Das System mit integriertem Mikrokontroller übernimmt dabei die komplette Signalverteilung, so der Hersteller.

Das neue, kaskadierbare Sat-Empfangssystem umfasst GTN zufolge in der ersten Ausbaustufe folgende Komponenten: einen geregelten Verstärker vom Typ ECMA 17, einen einstellbaren Verstärker ECSA 17 sowie diverse Multischalter ECS17XX für beispielsweise 16,12 oder 8 Teilnehmeranschlüsse.
 
Um eine Aufzweigung der Signallinien zu ermöglichen, wurde weiterhin eine passive Splitterkomponente erstellt. Alle Baustufen, ausgenommen das Splittermodul, sind prozessorgesteuert und in ihrer Funktionalität kontrolliert. Im Gegensatz zu den aktiven Verstärkerbaugruppen werden die Prozessoren in den Multischalterkomponenten nur bei direktem Zugriff auf das entsprechende Gerät aktiviert. Alle Geräte verfügen über eine RS 232 kompatible Schnittstelle. Damit ist es laut GTN von jeder beliebigen Stelle der Anlage aus möglich, mittels einer speziellen PC-Software oder eines Handbediengeräts zu Einstellzwecken die Konfiguration auszulesen und zu bearbeiten.
 
Neu erstellte oder in ihrer Struktur veränderte Anlagen organisieren sich nach einem entsprechenden Initialisierungsbefehl selbstständig.

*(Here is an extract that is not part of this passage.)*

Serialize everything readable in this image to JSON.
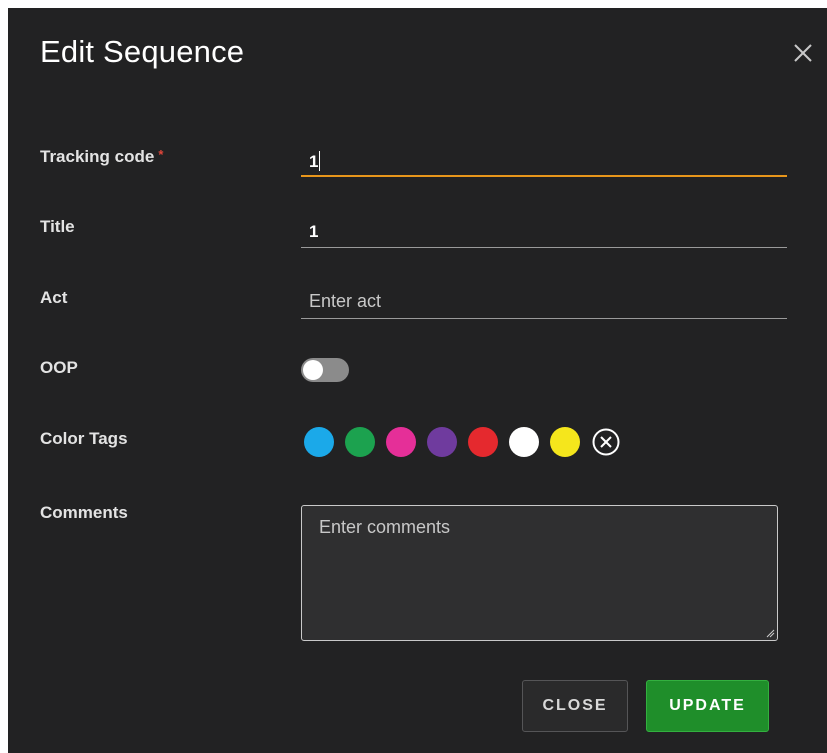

Sie erfassen ihren Aufbau und stellen die ermittelte Struktur mittels vereinfachter Gerätesymbole in der PC-Software graphisch dar. Der hierfür zur Anwendung gelangende Algorithmus ist eine Neuheit und wurde patentrechtlich zum Schutz angemeldet, berichtet GTN weiter.
 
Durch gezielten Zugriff auf eine der abgebildeten Gerätekomponenten werden dem Anwender weitere Einzelheiten und Möglichkeiten der Einstellung für das ausgewählte Gerät gegeben. So sind für den geregelten Verstärker neben der Darstellung der empfangenen Satelliten und der zugehörigen Versorgungsströme für die LNBs Eingabemöglichkeiten für die Beeinflussung des gewünschten Pegels und der Schräglage des Ausgangssignales vorhanden. Der momentane Betriebszustand des Gerätes wird mittels angezeigter Balkendiagramme dargestellt. Das für die Pegeleinstellung verwendete Detektions- und Auswerteverfahren sowie der Algorithmus für die Beeinflussung der Stellglieder ist unabhängig von der Anzahl der Nutzkanäle. Dem Anbieter zufolge, sind auch diese Anwendungen zum Patent angemeldet. Wer mehr erfahren will, kann GTN auf der diesjährigen Anga Cable in Köln besuchen und sich das System ganz genau ansehen. [sch]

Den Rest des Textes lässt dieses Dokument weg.